Conditions at home in the US certainly didn’t help. In addition to new climate change regulations from Obama that are designed to severely curtail the nation’s coal consumption, coal has been getting hammered by competition from natural gas made cheap by the fracking boom. The Peabody announcement means that companies accounting for nearly half of the country’s coal production have filed for bankruptcy in the current downturn, Reuters reported.
Of course, the coal industry isn’t going away anytime soon:
While coal use has also stalled globally, largely because of China’s economic slowdown and its efforts to protect domestic miners and rein in rampant pollution, most analysts expect consumption of the fuel to remain stable or rise in the future.
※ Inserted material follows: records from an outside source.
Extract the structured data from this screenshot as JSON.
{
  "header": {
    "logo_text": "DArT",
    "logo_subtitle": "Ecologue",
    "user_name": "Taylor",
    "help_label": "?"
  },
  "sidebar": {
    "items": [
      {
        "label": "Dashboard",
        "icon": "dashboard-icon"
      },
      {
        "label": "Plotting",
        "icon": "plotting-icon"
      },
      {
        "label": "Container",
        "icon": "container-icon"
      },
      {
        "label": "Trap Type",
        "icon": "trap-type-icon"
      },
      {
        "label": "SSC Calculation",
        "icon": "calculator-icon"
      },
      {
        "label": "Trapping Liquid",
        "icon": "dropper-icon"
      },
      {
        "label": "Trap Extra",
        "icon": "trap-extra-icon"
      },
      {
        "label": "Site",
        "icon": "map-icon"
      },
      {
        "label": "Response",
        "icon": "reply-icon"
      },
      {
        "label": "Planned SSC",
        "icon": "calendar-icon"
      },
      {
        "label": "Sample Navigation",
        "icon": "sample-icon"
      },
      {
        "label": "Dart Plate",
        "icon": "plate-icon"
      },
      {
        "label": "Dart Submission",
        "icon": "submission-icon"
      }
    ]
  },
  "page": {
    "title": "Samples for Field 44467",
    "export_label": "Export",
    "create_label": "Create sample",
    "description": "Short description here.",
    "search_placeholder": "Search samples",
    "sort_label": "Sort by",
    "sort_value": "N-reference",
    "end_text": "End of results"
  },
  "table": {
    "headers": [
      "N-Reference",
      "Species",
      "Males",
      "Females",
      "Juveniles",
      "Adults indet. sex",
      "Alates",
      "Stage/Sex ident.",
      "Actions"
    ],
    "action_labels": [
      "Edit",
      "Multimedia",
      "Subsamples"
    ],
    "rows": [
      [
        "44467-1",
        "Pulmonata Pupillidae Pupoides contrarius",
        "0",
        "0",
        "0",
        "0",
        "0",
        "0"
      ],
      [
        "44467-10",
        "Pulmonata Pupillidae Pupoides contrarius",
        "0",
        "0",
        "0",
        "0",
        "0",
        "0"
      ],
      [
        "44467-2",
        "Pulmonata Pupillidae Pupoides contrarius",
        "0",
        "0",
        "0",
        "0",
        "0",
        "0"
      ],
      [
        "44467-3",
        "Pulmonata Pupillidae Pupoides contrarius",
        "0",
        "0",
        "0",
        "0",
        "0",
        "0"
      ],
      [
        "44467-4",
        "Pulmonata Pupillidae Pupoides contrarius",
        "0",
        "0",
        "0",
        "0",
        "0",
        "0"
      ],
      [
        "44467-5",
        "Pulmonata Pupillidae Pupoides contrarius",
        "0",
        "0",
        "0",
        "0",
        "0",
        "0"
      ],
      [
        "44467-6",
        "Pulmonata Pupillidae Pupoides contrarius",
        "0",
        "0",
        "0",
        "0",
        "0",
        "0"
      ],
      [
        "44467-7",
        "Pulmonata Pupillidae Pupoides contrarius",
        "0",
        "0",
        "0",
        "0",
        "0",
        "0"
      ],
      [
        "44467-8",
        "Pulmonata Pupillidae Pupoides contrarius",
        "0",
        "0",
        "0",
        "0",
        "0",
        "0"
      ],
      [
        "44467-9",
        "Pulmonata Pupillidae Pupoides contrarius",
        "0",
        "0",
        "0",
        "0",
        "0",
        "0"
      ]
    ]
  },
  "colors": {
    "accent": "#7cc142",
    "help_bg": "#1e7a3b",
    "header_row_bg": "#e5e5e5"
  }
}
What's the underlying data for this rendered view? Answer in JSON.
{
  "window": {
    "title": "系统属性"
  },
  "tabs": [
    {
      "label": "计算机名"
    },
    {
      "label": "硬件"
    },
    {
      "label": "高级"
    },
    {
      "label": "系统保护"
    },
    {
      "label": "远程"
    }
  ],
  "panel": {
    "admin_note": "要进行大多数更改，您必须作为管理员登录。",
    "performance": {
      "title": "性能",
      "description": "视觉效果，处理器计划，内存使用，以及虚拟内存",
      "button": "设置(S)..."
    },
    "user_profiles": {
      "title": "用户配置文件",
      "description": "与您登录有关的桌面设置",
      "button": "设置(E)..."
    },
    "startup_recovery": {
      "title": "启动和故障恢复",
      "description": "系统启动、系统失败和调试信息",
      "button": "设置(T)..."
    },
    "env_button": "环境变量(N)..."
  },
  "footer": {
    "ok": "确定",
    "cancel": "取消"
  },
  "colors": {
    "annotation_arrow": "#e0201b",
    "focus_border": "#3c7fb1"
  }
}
Some 500 coal-fired power stations are currently under construction, 80 percent of which are in the Asia-Pacific region, where emerging markets as well as developed economies such as Japan and South Korea are still seeing consumption grow.
In any case, the Peabody bankruptcy was quickly celebrated by environmentalists as a big win for the climate. Peabody came under fire late last year, when an investigation by the New York State Attorney General found the company had misled its shareholders about the risks climate change could pose to its bottom line.
“Perhaps if [Peabody] had spent more time and money diversifying their business rather than on lobbying against climate action and sowing the seeds of doubt about the science, they might not have joined the long (and ever growing) list of bankrupt global coal companies,” 350.org co-founder Bill McKibben said in a statement.